Thursday, 7 August 2008

Permeable Pavement and Proliferating Plants: Fighting Floods, City Heat and Mitigating Climate Change All at Once

Much talk here these days about soil absorption, drainage and run off from pavement. The rain keeps falling, and flooding continues in many areas. Part of this is due to unusually high rainfall this summer, following a winter of heavy snow which means that the soil is saturated. But part of the problem comes from increased building and paving over of areas which formerly slowly absorbed rainwater.

Just last week the city of Montreal announced plans to encourage the greening of asphalted areas in order to cut down on creating heat islands in the city. This same sort of effort can reduce excessive run-off, it seems. Trees and shrubs not only soak up rain water, their leaves slow the speed with which rain reaches the soil, decreasing the chance of flash flooding. Similarly green roofs can use and/or retain rainwater, reducing run off.
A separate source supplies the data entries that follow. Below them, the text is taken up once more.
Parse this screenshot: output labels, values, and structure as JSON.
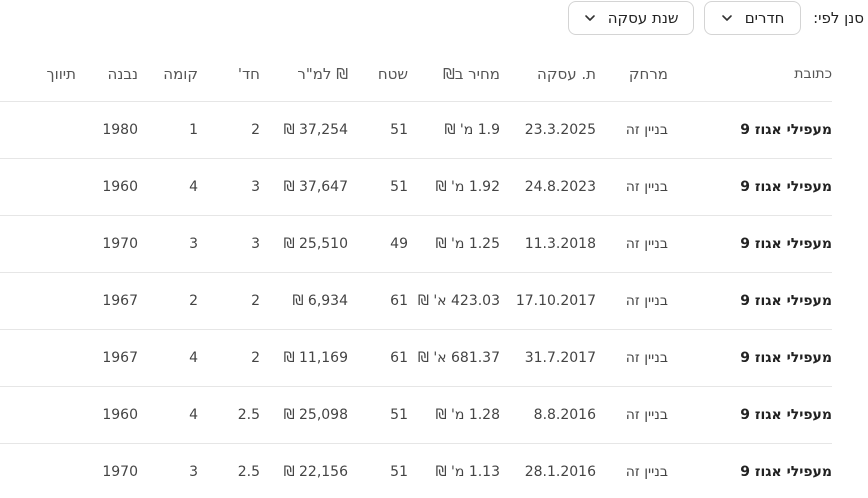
{
  "filter": {
    "label": "סנן לפי:",
    "rooms_dropdown": "חדרים",
    "year_dropdown": "שנת עסקה",
    "chevron_icon": "chevron-down-icon"
  },
  "table": {
    "headers": {
      "address": "כתובת",
      "distance": "מרחק",
      "date": "ת. עסקה",
      "price": "מחיר ב₪",
      "area": "שטח",
      "price_per_meter": "₪ למ\"ר",
      "rooms": "חד'",
      "floor": "קומה",
      "built": "נבנה",
      "broker": "תיווך"
    },
    "rows": [
      {
        "address": "מעפילי אגוז 9",
        "distance": "בניין זה",
        "date": "23.3.2025",
        "price": "1.9 מ' ₪",
        "area": "51",
        "price_per_meter": "37,254 ₪",
        "rooms": "2",
        "floor": "1",
        "built": "1980"
      },
      {
        "address": "מעפילי אגוז 9",
        "distance": "בניין זה",
        "date": "24.8.2023",
        "price": "1.92 מ' ₪",
        "area": "51",
        "price_per_meter": "37,647 ₪",
        "rooms": "3",
        "floor": "4",
        "built": "1960"
      },
      {
        "address": "מעפילי אגוז 9",
        "distance": "בניין זה",
        "date": "11.3.2018",
        "price": "1.25 מ' ₪",
        "area": "49",
        "price_per_meter": "25,510 ₪",
        "rooms": "3",
        "floor": "3",
        "built": "1970"
      },
      {
        "address": "מעפילי אגוז 9",
        "distance": "בניין זה",
        "date": "17.10.2017",
        "price": "423.03 א' ₪",
        "area": "61",
        "price_per_meter": "6,934 ₪",
        "rooms": "2",
        "floor": "2",
        "built": "1967"
      },
      {
        "address": "מעפילי אגוז 9",
        "distance": "בניין זה",
        "date": "31.7.2017",
        "price": "681.37 א' ₪",
        "area": "61",
        "price_per_meter": "11,169 ₪",
        "rooms": "2",
        "floor": "4",
        "built": "1967"
      },
      {
        "address": "מעפילי אגוז 9",
        "distance": "בניין זה",
        "date": "8.8.2016",
        "price": "1.28 מ' ₪",
        "area": "51",
        "price_per_meter": "25,098 ₪",
        "rooms": "2.5",
        "floor": "4",
        "built": "1960"
      },
      {
        "address": "מעפילי אגוז 9",
        "distance": "בניין זה",
        "date": "28.1.2016",
        "price": "1.13 מ' ₪",
        "area": "51",
        "price_per_meter": "22,156 ₪",
        "rooms": "2.5",
        "floor": "3",
        "built": "1970"
      }
    ]
  }
}
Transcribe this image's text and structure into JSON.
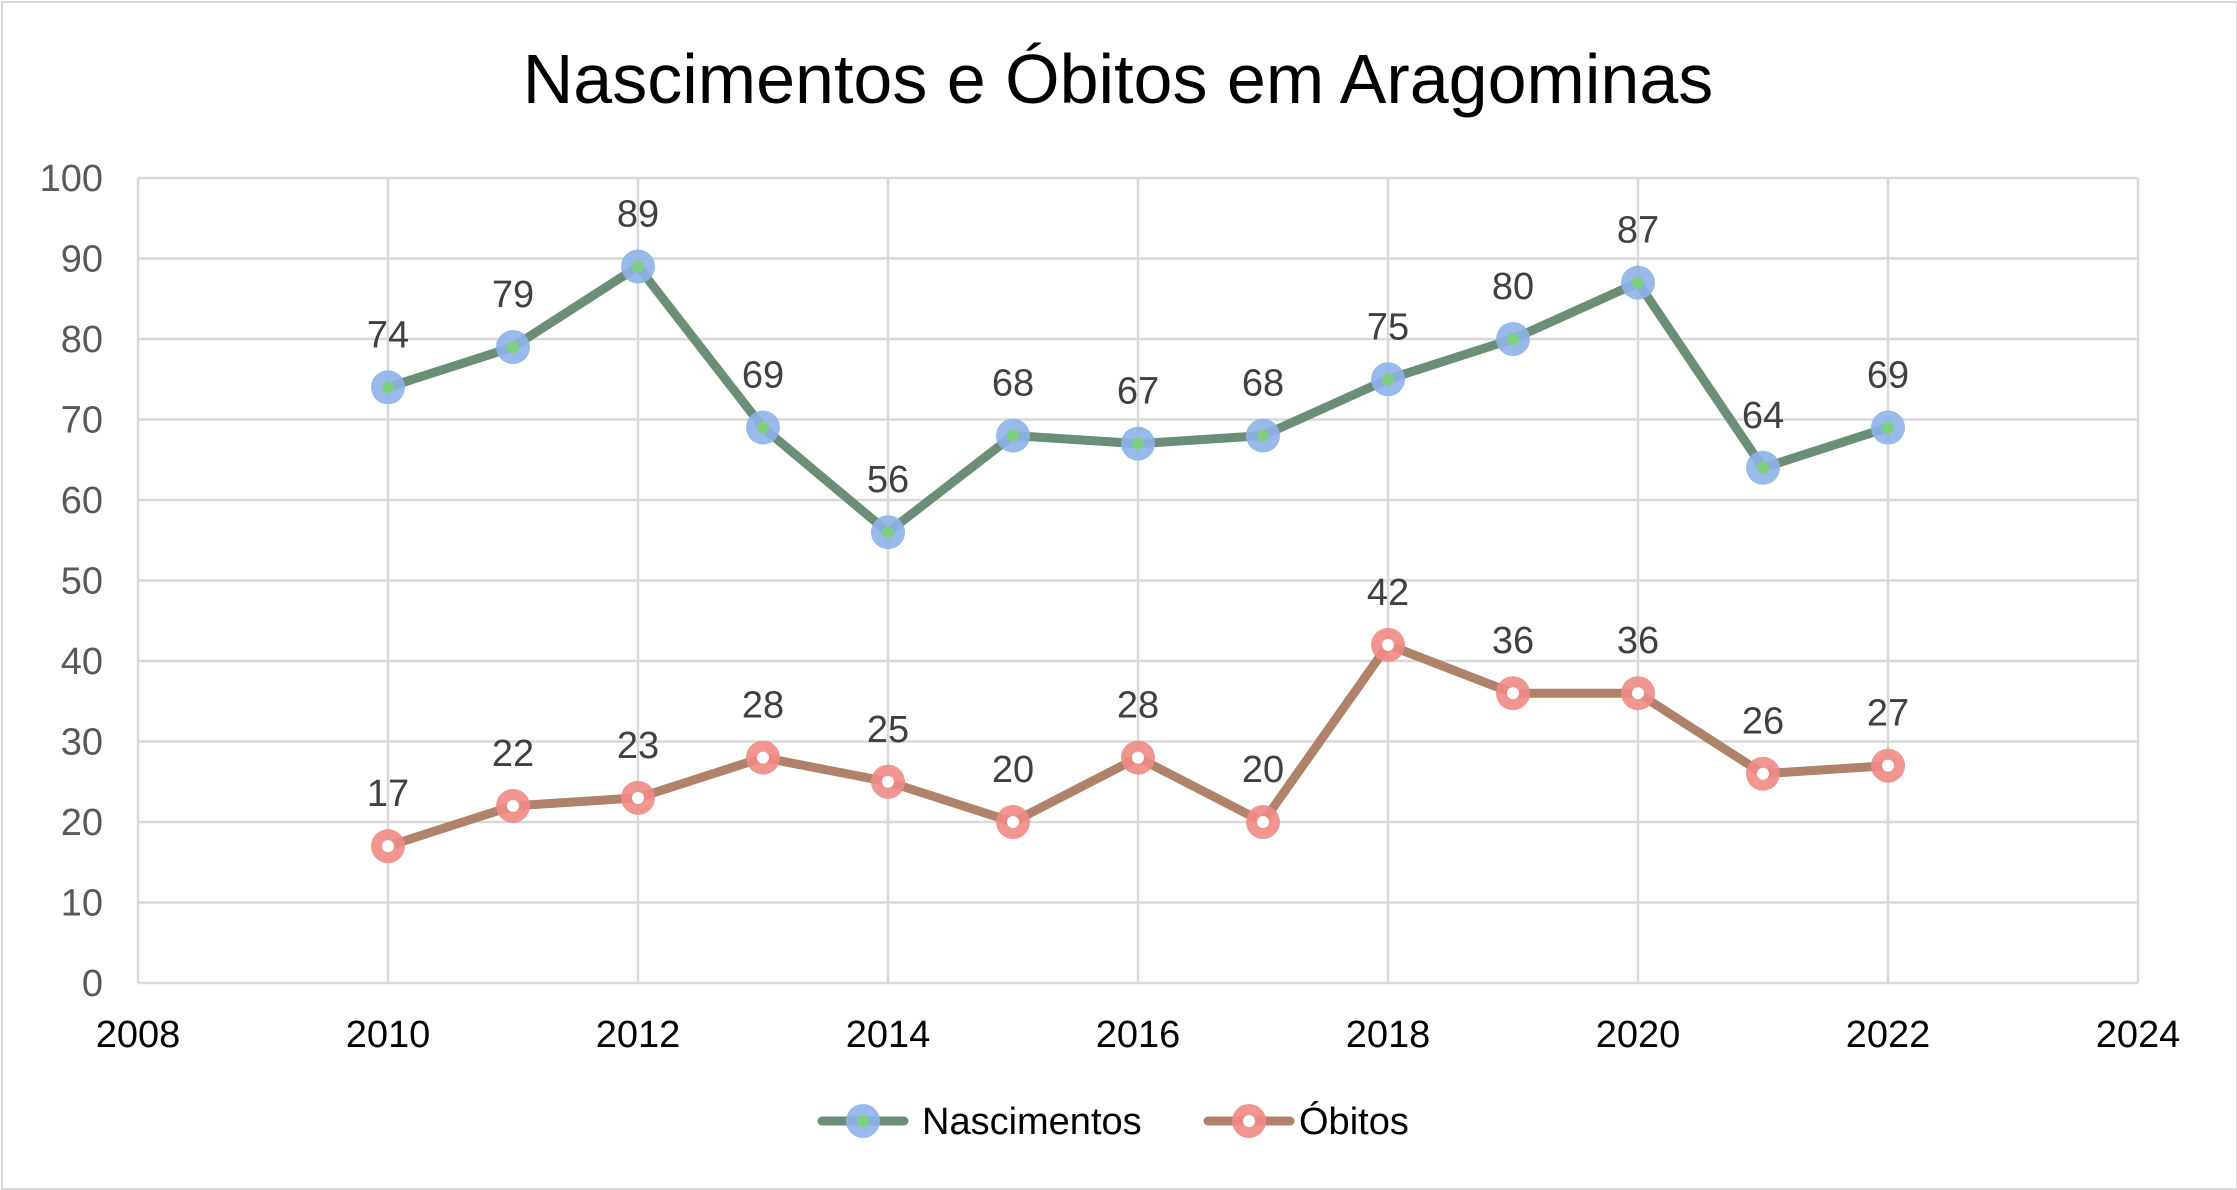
{
  "chart_data": {
    "type": "scatter",
    "title": "Nascimentos e Óbitos em Aragominas",
    "xlim": [
      2008,
      2024
    ],
    "ylim": [
      0,
      100
    ],
    "x_ticks": [
      2008,
      2010,
      2012,
      2014,
      2016,
      2018,
      2020,
      2022,
      2024
    ],
    "y_ticks": [
      0,
      10,
      20,
      30,
      40,
      50,
      60,
      70,
      80,
      90,
      100
    ],
    "grid": true,
    "legend_position": "bottom",
    "x": [
      2010,
      2011,
      2012,
      2013,
      2014,
      2015,
      2016,
      2017,
      2018,
      2019,
      2020,
      2021,
      2022
    ],
    "series": [
      {
        "name": "Nascimentos",
        "values": [
          74,
          79,
          89,
          69,
          56,
          68,
          67,
          68,
          75,
          80,
          87,
          64,
          69
        ],
        "line_color": "#6a8f76",
        "marker_color": "#8db3e8",
        "marker_center_color": "#7ed07e"
      },
      {
        "name": "Óbitos",
        "values": [
          17,
          22,
          23,
          28,
          25,
          20,
          28,
          20,
          42,
          36,
          36,
          26,
          27
        ],
        "line_color": "#b0826a",
        "marker_color": "#f08a84",
        "marker_center_color": "#ffffff"
      }
    ]
  }
}
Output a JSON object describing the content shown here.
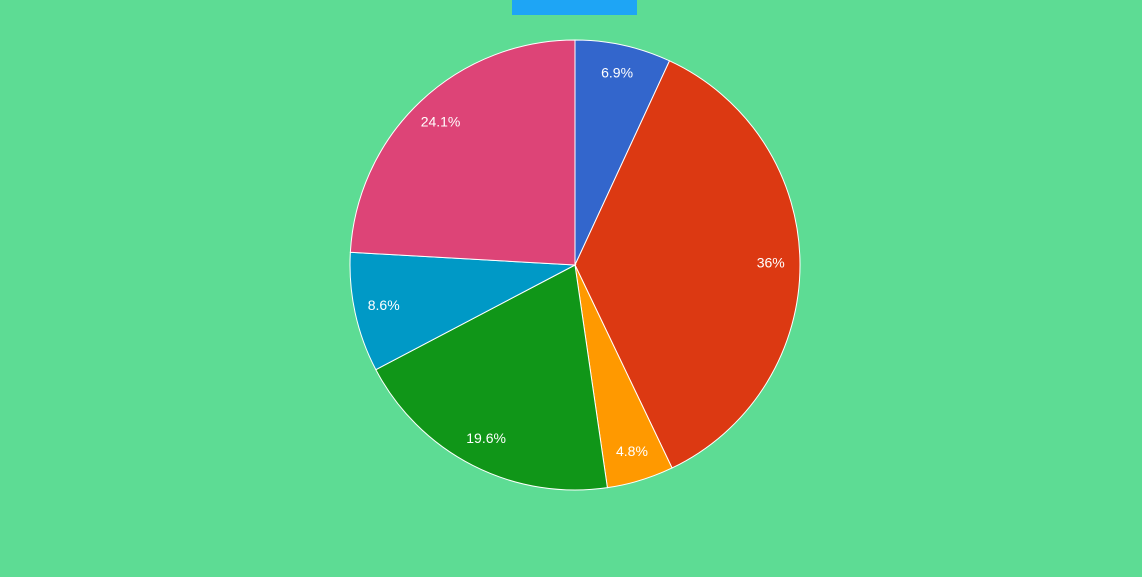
{
  "chart_data": {
    "type": "pie",
    "values": [
      6.9,
      36,
      4.8,
      19.6,
      8.6,
      24.1
    ],
    "value_labels": [
      "6.9%",
      "36%",
      "4.8%",
      "19.6%",
      "8.6%",
      "24.1%"
    ],
    "colors": [
      "#3366cc",
      "#dc3912",
      "#ff9900",
      "#109618",
      "#0099c6",
      "#dd4477"
    ]
  }
}
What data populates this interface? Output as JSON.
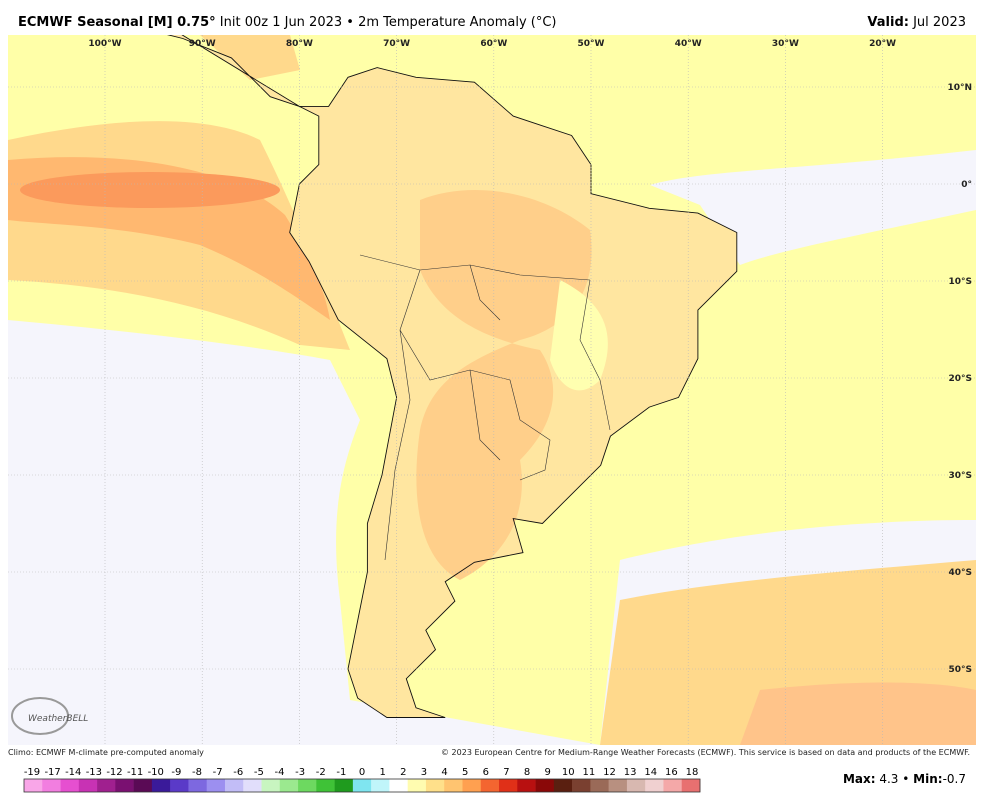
{
  "header": {
    "title_bold": "ECMWF Seasonal [M] 0.75°",
    "title_rest": "Init 00z 1 Jun 2023 • 2m Temperature Anomaly (°C)",
    "valid_label": "Valid:",
    "valid_value": "Jul 2023"
  },
  "map": {
    "lon_labels": [
      "100°W",
      "90°W",
      "80°W",
      "70°W",
      "60°W",
      "50°W",
      "40°W",
      "30°W",
      "20°W"
    ],
    "lat_labels": [
      "10°N",
      "0°",
      "10°S",
      "20°S",
      "30°S",
      "40°S",
      "50°S"
    ],
    "logo": "WeatherBELL"
  },
  "footer": {
    "left": "Climo: ECMWF M-climate pre-computed anomaly",
    "right": "© 2023 European Centre for Medium-Range Weather Forecasts (ECMWF). This service is based on data and products of the ECMWF."
  },
  "colorbar": {
    "labels": [
      -19,
      -17,
      -14,
      -13,
      -12,
      -11,
      -10,
      -9,
      -8,
      -7,
      -6,
      -5,
      -4,
      -3,
      -2,
      -1,
      0,
      1,
      2,
      3,
      4,
      5,
      6,
      7,
      8,
      9,
      10,
      11,
      12,
      13,
      14,
      16,
      18
    ],
    "colors": [
      "#f9a6e8",
      "#f27ee0",
      "#e64fd0",
      "#c832b4",
      "#a0208f",
      "#7a1071",
      "#5a0a55",
      "#3a1a9a",
      "#5a3ac8",
      "#7d68e0",
      "#9c8ff0",
      "#c2bdf7",
      "#e1defb",
      "#c8f5c0",
      "#9be98f",
      "#6dd960",
      "#3fc237",
      "#1f9b1e",
      "#7fe5f0",
      "#c0f5fa",
      "#ffffff",
      "#fffcb0",
      "#ffe08a",
      "#ffc470",
      "#ffa050",
      "#f46530",
      "#e03018",
      "#b81010",
      "#8a0808",
      "#5a1f10",
      "#7a4030",
      "#9a6a58",
      "#b89080",
      "#d8b8b0",
      "#f0d0d0",
      "#f4a8a8",
      "#e87070"
    ]
  },
  "stats": {
    "max_label": "Max:",
    "max": 4.3,
    "separator": "•",
    "min_label": "Min:",
    "min": -0.7
  }
}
My mother always said that building a house on a swamp didn’t make the swamp any less a swamp, and I agree that people and developers who knowingly build in floodable and landslide-prone areas don’t deserve much sympathy. Similarly, we should recognize that what we’ve been doing to the planet will have effects on the climate and weather patterns. Straightening this out will take society-wide, world-embracing action. But there are also many smaller things that we ought to do to counter act what we’ve done.

Replacing asphalt paving with interlocked bricks is one since water can seep between the blocks to be absorbed slowly. (Click here for more information.) More planting everywhere is also surely on the agenda. Maintaining trees and other greener is not a frill but something that all citizens and governments should do. It all is just another example of the need to think globally and act locally.